Wer sind deine größten musikalischen Einflüsse?
Silje: Da gibt´s viele. Sie sind aus dem Extreme Metal: Emperor, Slayer und Metallica und ich bin mit Jazz und Folk aufgewachsen, weißt du, Sigur Ros zum Beispiel, Pink Floyd haben mich natürlich sehr beeinflusst und auch Black Sabbath. Es gibt nicht nur einen, aber innerhalb bestimmter Genres gibt´s so einige.
Was ist denn dein Hintergrund, wenn´s ums Singen geht, vor Octavia Sperati?
Silje: Um ehrlich zu sein, gibt´s da nicht viel zu erzählen.
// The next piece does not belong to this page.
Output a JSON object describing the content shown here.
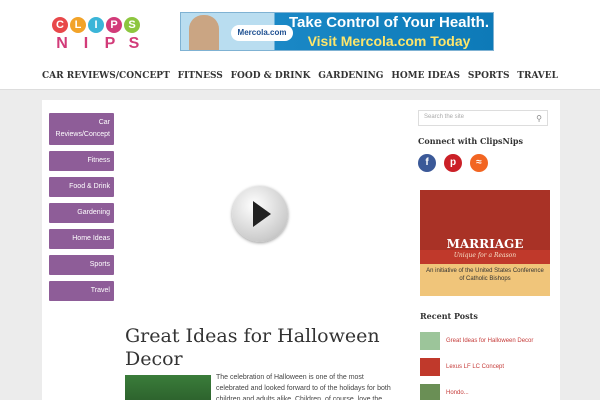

Ich hab angefangen, Klavier zu spielen als ich sechs war und dann…meine Familie hat sich schon immer für Musik interessiert. Mein Vater ist Jazzmusiker, er ist auch schon professionell aufgetreten und meine Mutter hat schon immer gesungen, sie singt im Chor und meine Schwester macht das auch. Ich hab auch viel getanzt als Kind. Ich hab nirgends professionell gesungen oder war im Chor oder so was. Ich hatte eine Band, als ich 13 war, aber das war mehr… das war nur so zum Spaß. Ich hatte ein paar Gesangsstunden, ich hab auch ein paar Kurse für Rocksänger gemacht.
Es war echt nett, euch zu treffen und ich denke, wir lassen euch jetzt mal in Ruhe.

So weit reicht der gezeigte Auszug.